Image processing time could also be optimized. To build a very detailed map, the bubbles must have had time to travel through all the blood vessels, especially the finer ones: the longer you wait and take a large number of images, the more detailed the final map will be. Now, “for every second [d’images enregistrées], it takes almost three minutes of treatment, ”says Meaghan O’Reilly. For images taken for 45 seconds, as in the article, therefore, a doctor would have to wait more than two hours before getting a detailed map of the patient’s brain.
IMAGE PROVIDED BY THE PHYSICAL LABORATORY FOR MEDICINE AT ESPCI PARIS
Image of blood flow in the brain produced by Charlie Demené’s team: we see both large vessels (in yellow, in the center), but also thinner vessels (in red). The image is approximately 10 cm wide. The colors vary from yellow to red, depending on the number of bubbles that have passed through the vessel.
This method would facilitate the diagnosis of patients with cerebral diseases, but it would also be necessary to find treatments to take care of these people. For example, in the case of Alzheimer’s disease, “there are things that happen at the level of the microvascularization. [c’est-à-dire au niveau des petits vaisseaux sanguins dans le cerveau], in connection with the development of this disease, ”emphasizes Charlie Demené.

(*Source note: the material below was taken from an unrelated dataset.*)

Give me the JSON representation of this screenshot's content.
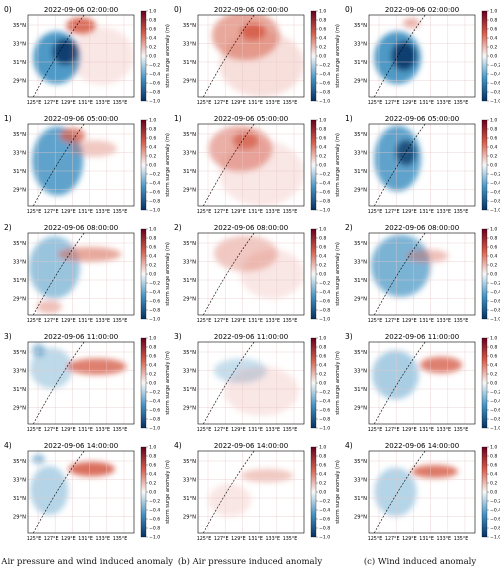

But no treatment has yet been found to cure or slow its progression. “In the world of imaging, it’s complicated because we only work on the diagnostic side, we do not work on the curative side. […] We are working on our own brick, and we have to see ourselves as part of the collective, ”he says. “By taking small steps one after the other, we will be able to take better care of patients. “
In numbers
1 micrometer = 0.001 millimeter 40-100 micrometers: typical diameter of a hair
2.5 micrometers: average size of the bubbles used
25 micrometers: resolution achieved in humans with ultrasound localization microscopy
200 micrometers: typical resolution achieved in humans with conventional ultrasound imaging
Chloé Bourquin, author of the article and trainee journalist at Press, did a doctorate in biomedical engineering at Polytechnique Montréal in Jean Provost’s ultrasound laboratory. In her research, she uses a variant of ultrasound localization microscopy, to observe the pulsation of blood during the cardiac cycle in small blood vessels. Ultimately, this could help detect the early signs of neurodegenerative diseases such as dementia.